Could you change the company name! All letters are big:         GMC          !!!

Thank you again.


----------



## Crothian (Aug 10, 2005)

I can't say why, but its not letting me.  I entered them orginally in as all caps and the site is making them like it is.  So, sorry but it's just not working right.


----------



## Grum_l (Aug 13, 2005)

Hmmm...

:-(

Okay


----------



## Michael Morris (Aug 13, 2005)

Hi Grum.  I'm the coder responsible for reviews.  After Gencon I'll look into this.


----------



## Grum_l (Aug 27, 2005)

I want to remember you...


----------



## Grum_l (Sep 16, 2005)

Hello?

Can anyone help: name change from Gmc to GMC and the possibility to add my products?


----------



## Crothian (Sep 16, 2005)

This is really frustrating.  It is taking the letters and making them lowercase.  I can edit the entry and change the name but I cannot make the thing keep the letters capitilzed and I don't know why.


----------



## HellHound (Sep 16, 2005)

Try entering them as G M C instead of GMC, at least that way it will get past the issue at hand.


----------



## Crothian (Sep 16, 2005)

sure, that worked.  I tried it like G.M.C. and that gave me G.m.c.


----------



## Grum_l (Sep 16, 2005)

Thank you for your help! G M C is ok too.

But where can I add my products?


----------



## Crothian (Sep 16, 2005)

the system is letting me let you, but if you have a link to your products, I can add them for you.  I just need to know what to add.


----------



## Crothian (Sep 16, 2005)

and it seems you have lionks in your sig, I can add those for you.


----------



## Grum_l (Sep 16, 2005)

I saw the new changes.

Thank you.

I have some minor facts:

*Release Dates* 

QA #1: April 2005
QA #2: May 2005
QA #3: June 2005
QM #1: August 2005

*Summary*

QA #1: d20 Adventure (do not change the bracket content)
QA #2: d20 Adventure (do not change the bracket content)
QA #3: d20 Adventure (do not change the bracket content)
QM #1: d20 Creature Book (do not change the bracket content)
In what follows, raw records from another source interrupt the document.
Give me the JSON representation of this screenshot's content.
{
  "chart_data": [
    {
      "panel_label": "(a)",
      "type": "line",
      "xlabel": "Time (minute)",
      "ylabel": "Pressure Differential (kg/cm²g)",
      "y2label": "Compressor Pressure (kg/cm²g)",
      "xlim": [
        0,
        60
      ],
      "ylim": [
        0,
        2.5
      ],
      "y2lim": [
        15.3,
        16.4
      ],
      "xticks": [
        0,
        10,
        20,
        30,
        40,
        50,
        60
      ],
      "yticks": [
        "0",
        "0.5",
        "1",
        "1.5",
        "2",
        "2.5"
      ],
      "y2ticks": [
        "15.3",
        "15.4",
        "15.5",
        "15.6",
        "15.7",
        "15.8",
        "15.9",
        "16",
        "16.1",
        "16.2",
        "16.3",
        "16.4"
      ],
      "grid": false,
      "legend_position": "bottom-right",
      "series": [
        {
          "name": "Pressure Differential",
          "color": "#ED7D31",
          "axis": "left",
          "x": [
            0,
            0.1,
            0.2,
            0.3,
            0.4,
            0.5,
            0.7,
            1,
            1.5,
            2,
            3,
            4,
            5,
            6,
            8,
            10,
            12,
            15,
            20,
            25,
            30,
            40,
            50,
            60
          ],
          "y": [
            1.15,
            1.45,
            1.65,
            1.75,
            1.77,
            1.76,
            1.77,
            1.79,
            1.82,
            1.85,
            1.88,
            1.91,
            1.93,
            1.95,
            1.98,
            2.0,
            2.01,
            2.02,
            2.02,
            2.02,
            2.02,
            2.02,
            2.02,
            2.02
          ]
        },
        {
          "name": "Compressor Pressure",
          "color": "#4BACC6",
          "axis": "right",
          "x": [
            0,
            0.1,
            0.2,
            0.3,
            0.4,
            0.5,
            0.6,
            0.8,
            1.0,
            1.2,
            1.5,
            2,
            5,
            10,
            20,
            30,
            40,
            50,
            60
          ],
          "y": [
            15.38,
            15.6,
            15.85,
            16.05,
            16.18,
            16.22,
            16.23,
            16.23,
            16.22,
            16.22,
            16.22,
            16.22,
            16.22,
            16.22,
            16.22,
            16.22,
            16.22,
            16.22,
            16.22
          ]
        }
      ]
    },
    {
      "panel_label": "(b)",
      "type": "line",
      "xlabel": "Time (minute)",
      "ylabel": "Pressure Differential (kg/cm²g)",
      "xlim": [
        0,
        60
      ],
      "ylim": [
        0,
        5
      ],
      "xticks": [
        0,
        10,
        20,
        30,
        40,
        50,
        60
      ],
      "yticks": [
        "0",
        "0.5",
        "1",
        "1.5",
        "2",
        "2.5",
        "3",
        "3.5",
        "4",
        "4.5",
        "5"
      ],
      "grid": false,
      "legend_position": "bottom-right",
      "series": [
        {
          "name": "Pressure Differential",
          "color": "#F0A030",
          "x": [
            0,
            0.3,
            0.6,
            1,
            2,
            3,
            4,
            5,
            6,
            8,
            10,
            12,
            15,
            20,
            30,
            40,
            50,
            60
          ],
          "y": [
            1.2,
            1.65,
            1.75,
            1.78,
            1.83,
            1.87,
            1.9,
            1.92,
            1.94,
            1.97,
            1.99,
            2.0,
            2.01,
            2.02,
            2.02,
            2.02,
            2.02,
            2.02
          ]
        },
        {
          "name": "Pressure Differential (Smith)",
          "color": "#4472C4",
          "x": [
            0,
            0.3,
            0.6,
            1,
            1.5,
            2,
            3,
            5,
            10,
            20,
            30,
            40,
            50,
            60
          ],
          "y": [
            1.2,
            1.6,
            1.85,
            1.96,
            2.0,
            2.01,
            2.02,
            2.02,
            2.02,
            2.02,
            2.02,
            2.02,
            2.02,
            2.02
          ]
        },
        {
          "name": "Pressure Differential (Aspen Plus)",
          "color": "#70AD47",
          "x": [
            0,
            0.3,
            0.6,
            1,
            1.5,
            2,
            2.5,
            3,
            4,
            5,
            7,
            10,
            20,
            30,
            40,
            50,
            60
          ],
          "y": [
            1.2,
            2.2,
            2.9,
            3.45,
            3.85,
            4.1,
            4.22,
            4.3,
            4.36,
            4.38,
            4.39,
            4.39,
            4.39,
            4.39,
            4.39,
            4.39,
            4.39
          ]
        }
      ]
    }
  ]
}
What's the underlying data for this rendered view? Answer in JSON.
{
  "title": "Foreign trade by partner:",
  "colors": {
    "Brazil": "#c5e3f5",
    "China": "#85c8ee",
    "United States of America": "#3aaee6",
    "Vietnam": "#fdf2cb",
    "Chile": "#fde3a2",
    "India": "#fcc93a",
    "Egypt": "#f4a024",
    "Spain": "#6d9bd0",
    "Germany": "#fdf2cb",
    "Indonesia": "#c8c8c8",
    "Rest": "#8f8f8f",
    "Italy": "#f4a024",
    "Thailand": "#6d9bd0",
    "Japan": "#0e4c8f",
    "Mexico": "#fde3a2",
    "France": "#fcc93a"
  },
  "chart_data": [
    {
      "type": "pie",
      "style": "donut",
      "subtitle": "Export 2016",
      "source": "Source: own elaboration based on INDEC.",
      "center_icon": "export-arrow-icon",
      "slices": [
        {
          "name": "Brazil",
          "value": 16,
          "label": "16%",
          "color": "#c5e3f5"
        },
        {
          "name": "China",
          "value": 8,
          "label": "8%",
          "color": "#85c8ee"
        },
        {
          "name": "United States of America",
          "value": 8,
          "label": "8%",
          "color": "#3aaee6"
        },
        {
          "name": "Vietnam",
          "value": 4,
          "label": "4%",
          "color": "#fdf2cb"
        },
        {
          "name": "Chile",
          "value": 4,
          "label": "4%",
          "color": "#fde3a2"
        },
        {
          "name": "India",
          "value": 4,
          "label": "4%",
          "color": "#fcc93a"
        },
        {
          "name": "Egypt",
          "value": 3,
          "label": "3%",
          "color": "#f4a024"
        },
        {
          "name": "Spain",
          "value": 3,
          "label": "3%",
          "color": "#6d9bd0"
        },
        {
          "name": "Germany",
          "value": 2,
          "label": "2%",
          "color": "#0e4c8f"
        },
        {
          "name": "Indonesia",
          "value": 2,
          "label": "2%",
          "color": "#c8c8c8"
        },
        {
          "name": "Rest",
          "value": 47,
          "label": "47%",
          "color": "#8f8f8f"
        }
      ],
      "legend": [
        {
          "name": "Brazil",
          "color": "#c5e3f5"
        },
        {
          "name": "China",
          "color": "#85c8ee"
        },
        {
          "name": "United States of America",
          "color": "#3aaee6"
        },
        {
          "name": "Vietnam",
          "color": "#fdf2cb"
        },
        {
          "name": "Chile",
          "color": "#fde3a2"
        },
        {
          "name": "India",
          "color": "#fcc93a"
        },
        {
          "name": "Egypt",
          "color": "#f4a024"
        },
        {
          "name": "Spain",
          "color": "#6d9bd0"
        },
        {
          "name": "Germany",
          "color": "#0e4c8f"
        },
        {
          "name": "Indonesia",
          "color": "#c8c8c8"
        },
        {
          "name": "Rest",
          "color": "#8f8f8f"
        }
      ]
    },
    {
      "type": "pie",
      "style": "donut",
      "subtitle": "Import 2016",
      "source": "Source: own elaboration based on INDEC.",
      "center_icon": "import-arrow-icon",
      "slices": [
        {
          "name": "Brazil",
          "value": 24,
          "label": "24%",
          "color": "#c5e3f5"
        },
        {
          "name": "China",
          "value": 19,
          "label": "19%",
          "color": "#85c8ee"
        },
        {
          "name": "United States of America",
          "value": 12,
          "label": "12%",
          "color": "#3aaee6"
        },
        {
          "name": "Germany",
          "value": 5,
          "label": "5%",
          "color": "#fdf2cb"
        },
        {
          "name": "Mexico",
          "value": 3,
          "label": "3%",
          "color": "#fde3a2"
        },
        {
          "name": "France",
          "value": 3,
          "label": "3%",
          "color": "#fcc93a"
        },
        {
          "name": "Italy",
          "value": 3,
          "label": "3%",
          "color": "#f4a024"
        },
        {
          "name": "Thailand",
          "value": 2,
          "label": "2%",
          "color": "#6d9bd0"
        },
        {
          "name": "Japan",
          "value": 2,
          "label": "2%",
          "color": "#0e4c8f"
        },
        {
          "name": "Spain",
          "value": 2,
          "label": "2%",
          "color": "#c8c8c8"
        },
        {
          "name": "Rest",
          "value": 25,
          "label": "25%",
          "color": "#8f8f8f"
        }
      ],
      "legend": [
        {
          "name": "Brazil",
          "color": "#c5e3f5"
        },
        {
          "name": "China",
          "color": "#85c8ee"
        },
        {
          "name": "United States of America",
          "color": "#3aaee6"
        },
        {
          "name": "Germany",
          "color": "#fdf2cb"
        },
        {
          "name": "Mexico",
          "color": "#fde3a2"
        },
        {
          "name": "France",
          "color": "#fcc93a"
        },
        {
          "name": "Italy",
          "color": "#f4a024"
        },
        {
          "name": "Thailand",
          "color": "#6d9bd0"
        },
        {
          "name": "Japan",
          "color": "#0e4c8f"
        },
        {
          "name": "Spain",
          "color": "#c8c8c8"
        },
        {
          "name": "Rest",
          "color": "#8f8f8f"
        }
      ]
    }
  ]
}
Finally, can you delete the list of Quirin Adventures over the Homepage link and below the "Come to the..." text (in the G M C box).


----------



## Crothian (Sep 16, 2005)

got all that except the relase dates, another bug I can't do anything about


----------



## Grum_l (Sep 16, 2005)

OK!

Ehhmm... There was a little misunderstanding!

Can you delete the *QA: #1*, *QA: #2*, *QA: #3*, and *QM: #1* in the Summaries! That should show you the product for which the Summary was.


----------



## Crothian (Sep 16, 2005)

my bad, I fixed it


----------



## Grum_l (Sep 16, 2005)

Nice!


----------